Deep neural networks perform exceptionally on clean images but face significant challenges with corrupted ones. While data augmentation with specific corruptions during training can improve model robustness to those particular distortions, this approach typically degrades performance on both clean images and corruptions not encountered during training. In this talk, we present a novel approach that improves DNN robustness across diverse corruptions while maintaining clean image accuracy. Our key insight reveals that input perturbations can be effectively simulated through multiplicative perturbations in the weight space.
Building on this finding, we introduce Data Augmentation via Multiplicative Perturbation (DAMP), a training methodology that optimizes DNNs under random multiplicative weight perturbations. Comprehensive experiments across multiple image classification datasets (CIFAR-10/100, TinyImageNet, and ImageNet) and architectures (ResNet50, ViT-S/16, ViT-B/16) demonstrate that DAMP enhances model generalization under corruptions while maintaining computational efficiency comparable to standard SGD. Notably, DAMP successfully trains a ViT-S/16 on ImageNet from scratch without extensive data augmentations and achieves a top-1 error of 23.7%, which is comparable to a ResNet50.
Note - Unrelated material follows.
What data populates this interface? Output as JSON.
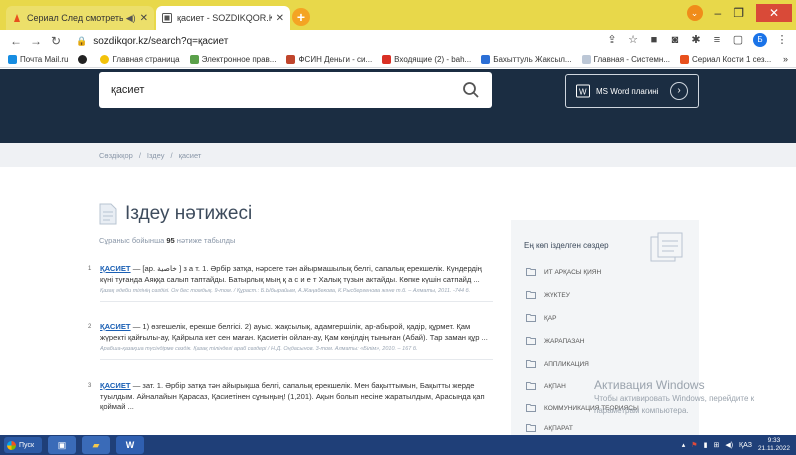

Read the paper: https://arxiv.org/abs/2406.16540
Trung Trinh is a final year PhD student in the Probabilistic Machine Learning group at Aalto University, Finland, supervised by Prof. Samuel Kaski. His research focuses on improving neural network robustness under data distribution shifts and enhancing model calibration to increase reliability in production environments. His work has been published in leading AI/ML conferences, including NeurIPS, ICLR, and ICML.